HAK DAN KEWAJIBAN KONSUMEN DAN PELAKU USAHA
http://www.yabpeknas.com/2015/04/hak-dan-kewajiban-konsumen.html
http://www.sekedarinfo.com/hak-dan-kewajiban-pelaku-usaha/
Hak dan kewajiban konsumen diatur dalam pasal
4 dan 5 UU No. 8 / 1999, sebagai berikut:
Hak
konsumen antara lain:
1) hak atas kenyamanan, keamanan,
dan keselamatan dalam mengkonsumsi barang dan/atau jasa;
2) hak untuk memilih barang
dan/atau jasa serta mendapatkan barang dan/atau jasa tersebut sesuai dengan
nilai tukar dan kondisi serta jaminan yang dijanjikan;
3) hak atas informasi yang benar,
jelas, dan jujur mengenai kondisi dan jaminan barang dan/atau jasa;
4) hak untuk didengar pendapat
dan keluhannya atas barang dan/atau jasa yang digunakan;
5) hak untuk mendapatkan
advokasi, perlindungan, dan upaya penyelesaian sengketa perlindungan konsumen
secara patut;
6) hak untuk mendapat pembinaan
dan pendidikan konsumen;
7) hak untuk diperlakukan atau
dilayani secara benar dan jujur serta tidak diskriminatif;
8) hak untuk mendapatkan
kompensasi, ganti rugi dan/atau penggantian, apabila barang dan/atau jasa
yang diterima tidak sesuai dengan perjanjian atau tidak sebagaimana mestinya;
9) hak-hak yang diatur dalam
ketentuan peraturan perundang-undangan lainnya.
Kewajiban
konsumen adalah:
1) membaca atau mengikuti
petunjuk informasi dan prosedur pemakaian atau pemanfaatan barang dan/atau
jasa, demi keamanan dan keselamatan;
2) beritikad baik dalam melakukan
transaksi pembelian barang dan/atau jasa;
3) membayar sesuai dengan nilai
tukar yang disepakati;
4) mengikuti upaya penyelesaian
hukum sengketa perlindungan konsumen.
Perlindungan konsumen di era global ditandai
dengan 2 fenomena. Pertama, globalisasi perdagangan internasional yang
menunjukkan kecenderungan bahwa aktifitas ekonomi pelaku usaha dan konsumen
tidak lagi dibatasi batas-batas yurisdiksi antar negara. Tidak ada lagi
halangan dalam bertransaksi. Serta banyak variasi barang dan jasa yang dapat
dikonsumsi atau dimanfaatkan konsumen sesuai kebutuhannya.

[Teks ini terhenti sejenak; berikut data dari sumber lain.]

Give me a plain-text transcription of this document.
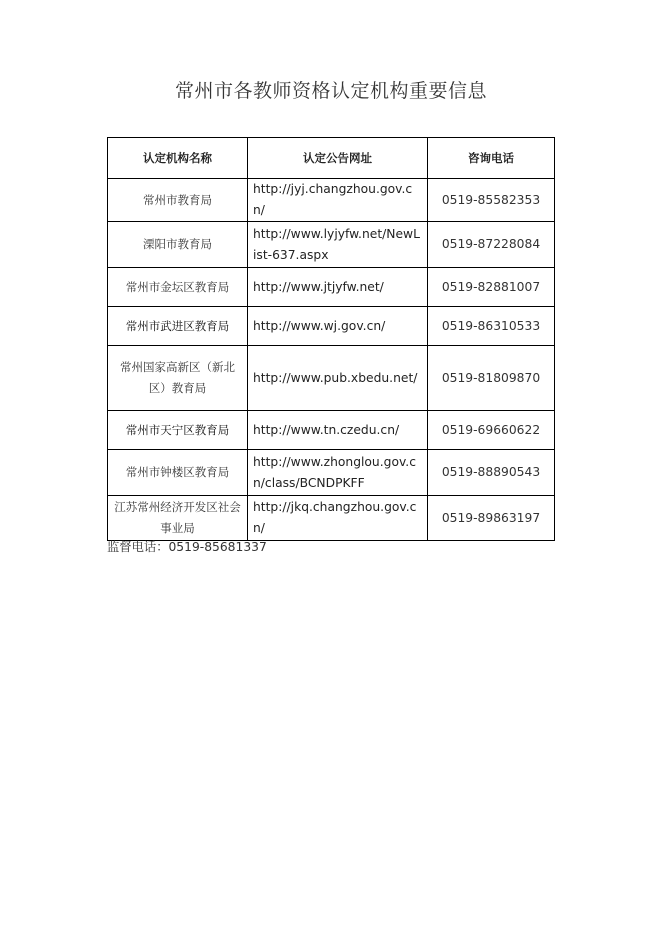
常州市各教师资格认定机构重要信息
认定机构名称	认定公告网址	咨询电话
常州市教育局	http://jyj.changzhou.gov.cn/	0519-85582353
溧阳市教育局	http://www.lyjyfw.net/NewList-637.aspx	0519-87228084
常州市金坛区教育局	http://www.jtjyfw.net/	0519-82881007
常州市武进区教育局	http://www.wj.gov.cn/	0519-86310533
常州国家高新区（新北区）教育局	http://www.pub.xbedu.net/	0519-81809870
常州市天宁区教育局	http://www.tn.czedu.cn/	0519-69660622
常州市钟楼区教育局	http://www.zhonglou.gov.cn/class/BCNDPKFF	0519-88890543
江苏常州经济开发区社会事业局	http://jkq.changzhou.gov.cn/	0519-89863197

监督电话：0519-85681337
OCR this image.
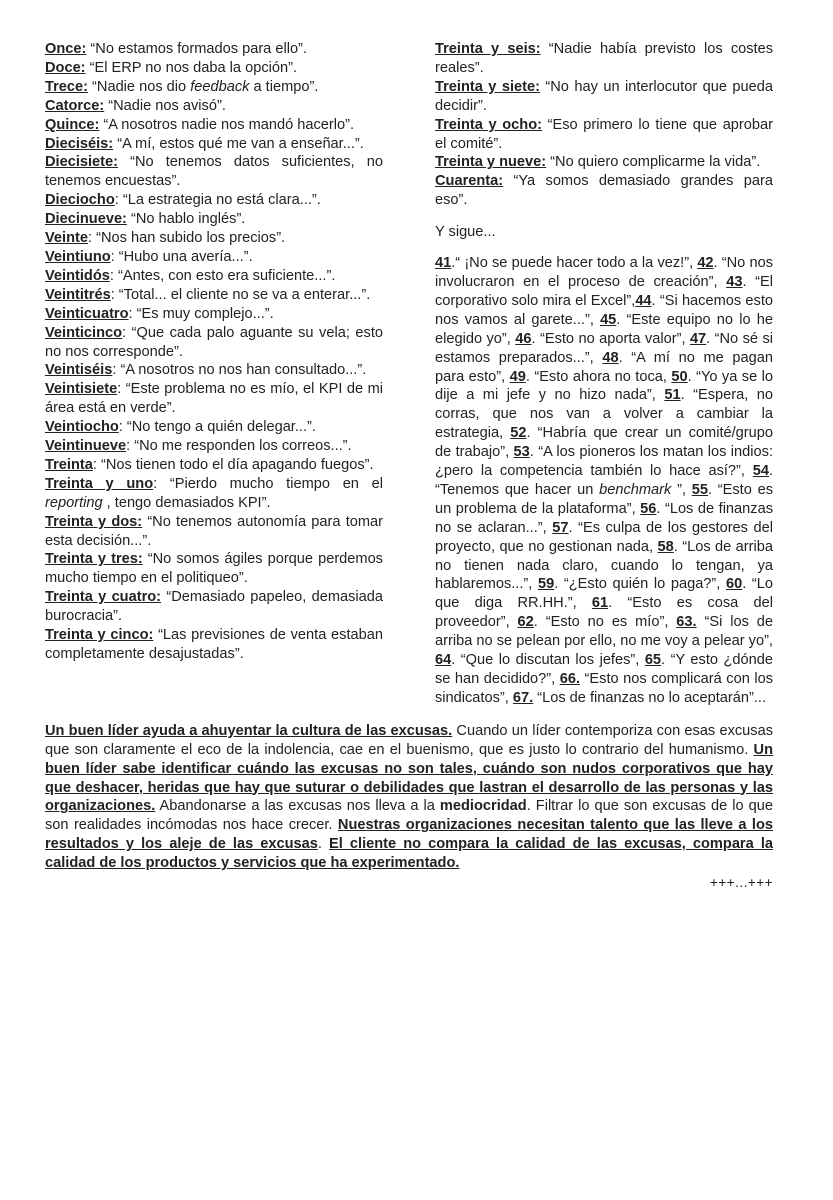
Once: “No estamos formados para ello”.

Doce: “El ERP no nos daba la opción”.

Trece: “Nadie nos dio feedback a tiempo”.

Catorce: “Nadie nos avisó”.

Quince: “A nosotros nadie nos mandó hacerlo”.

Dieciséis: “A mí, estos qué me van a enseñar...”.

Diecisiete: “No tenemos datos suficientes, no tenemos encuestas”.

Dieciocho: “La estrategia no está clara...”.

Diecinueve: “No hablo inglés”.

Veinte: “Nos han subido los precios”.

Veintiuno: “Hubo una avería...”.

Veintidós: “Antes, con esto era suficiente...”.

Veintitrés: “Total... el cliente no se va a enterar...”.

Veinticuatro: “Es muy complejo...”.

Veinticinco: “Que cada palo aguante su vela; esto no nos corresponde”.

Veintiséis: “A nosotros no nos han consultado...”.

Veintisiete: “Este problema no es mío, el KPI de mi área está en verde”.

Veintiocho: “No tengo a quién delegar...”.

Veintinueve: “No me responden los correos...”.

Treinta: “Nos tienen todo el día apagando fuegos”.

Treinta y uno: “Pierdo mucho tiempo en el reporting , tengo demasiados KPI”.

Treinta y dos: “No tenemos autonomía para tomar esta decisión...”.

Treinta y tres: “No somos ágiles porque perdemos mucho tiempo en el politiqueo”.

Treinta y cuatro: “Demasiado papeleo, demasiada burocracia”.

Treinta y cinco: “Las previsiones de venta estaban completamente desajustadas”.

Treinta y seis: “Nadie había previsto los costes reales”.

Treinta y siete: “No hay un interlocutor que pueda decidir”.

Treinta y ocho: “Eso primero lo tiene que aprobar el comité”.

Treinta y nueve: “No quiero complicarme la vida”.

Cuarenta: “Ya somos demasiado grandes para eso”.

Y sigue...

41.“ ¡No se puede hacer todo a la vez!”, 42. “No nos involucraron en el proceso de creación”, 43. “El corporativo solo mira el Excel”,44. “Si hacemos esto nos vamos al garete...”, 45. “Este equipo no lo he elegido yo”, 46. “Esto no aporta valor”, 47. “No sé si estamos preparados...”, 48. “A mí no me pagan para esto”, 49. “Esto ahora no toca, 50. “Yo ya se lo dije a mi jefe y no hizo nada”, 51. “Espera, no corras, que nos van a volver a cambiar la estrategia, 52. “Habría que crear un comité/grupo de trabajo”, 53. “A los pioneros los matan los indios: ¿pero la competencia también lo hace así?”, 54. “Tenemos que hacer un benchmark ”, 55. “Esto es un problema de la plataforma”, 56. “Los de finanzas no se aclaran...”, 57. “Es culpa de los gestores del proyecto, que no gestionan nada, 58. “Los de arriba no tienen nada claro, cuando lo tengan, ya hablaremos...”, 59. “¿Esto quién lo paga?”, 60. “Lo que diga RR.HH.”, 61. “Esto es cosa del proveedor”, 62. “Esto no es mío”, 63. “Si los de arriba no se pelean por ello, no me voy a pelear yo”, 64. “Que lo discutan los jefes”, 65. “Y esto ¿dónde se han decidido?”, 66. “Esto nos complicará con los sindicatos”, 67. “Los de finanzas no lo aceptarán”...

Un buen líder ayuda a ahuyentar la cultura de las excusas. Cuando un líder contemporiza con esas excusas que son claramente el eco de la indolencia, cae en el buenismo, que es justo lo contrario del humanismo. Un buen líder sabe identificar cuándo las excusas no son tales, cuándo son nudos corporativos que hay que deshacer, heridas que hay que suturar o debilidades que lastran el desarrollo de las personas y las organizaciones. Abandonarse a las excusas nos lleva a la mediocridad. Filtrar lo que son excusas de lo que son realidades incómodas nos hace crecer. Nuestras organizaciones necesitan talento que las lleve a los resultados y los aleje de las excusas. El cliente no compara la calidad de las excusas, compara la calidad de los productos y servicios que ha experimentado.
+++...+++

Kedua, implementasi hak-hak dan
kewajiban-kewajiban konsumen tidak dapat dilepaskan dari pola konsumsi
konsumen. Pola konsumsi ini secara berkesinambungan selaras dengan daya dukung
lingkungan sebagai bagian yang tidak terlepas dari kehidupan keseharian konsumen.
Pembangunan jati diri konsumen Indonesia bukan lagi terbatas akan pemahaman
akan hak dan kewajibannya saja, namun mulai meningkat kepada tanggung jawab
sosialnya yang terkait erat dengan pembangunan yang berkesinambungan
(sutainable development).
Oleh sebab itu, tantangan bersama di era
global adalah, bagaimana memberikan pemahaman akan pentingnya dan memperkuat
perlindungan konsumen agar konsumen mampu menetapkan pilihan dan keputusan yang
tepat dalam bertransaksi, mendorong persaingan usaha yang sehat antar pelaku
usaha, dan peningkatan daya saing produk dalam negeri.
Hal tersebut penting karena konsumen harus
waspada terhadap berbagai tawaran barang murah yang beredar di pasar namun
justru mengancam atau merugikan konsumen. Beberapa kasus barang murah (seperti
mainan anak, pangan, obat-obatan, kosmetika, peralatan rumah tangga, dan
sebagainya), ternyata mengandung bahan berbahaya dan tidak memenuhi ketentuan
standar yang dipersyaratkan.
Kini, saatnya menjadi konsumen cerdas sebagai
pilihan tepat untuk melindungi diri sendiri dari ancaman produk-produk semacam
itu. Konsumen cerdas adalah konsumen yang telah siap menghadapi berbagai
tantangan di era global. Indikasi konsumen cerdas ditandai dengan pemahaman
akan hak dan kewajibannya, sikap kritis dan berhati-hati dalam mengkonsumsi
barang dan/atau jasa, sehingga ia mampu melindungi diri, keluarga dan
lingkungannya terhadap barang dan/atau jasa yang tidak memenuhi aspek keamanan,
kesehatan, keselamatan, dan lingkungan (K3L).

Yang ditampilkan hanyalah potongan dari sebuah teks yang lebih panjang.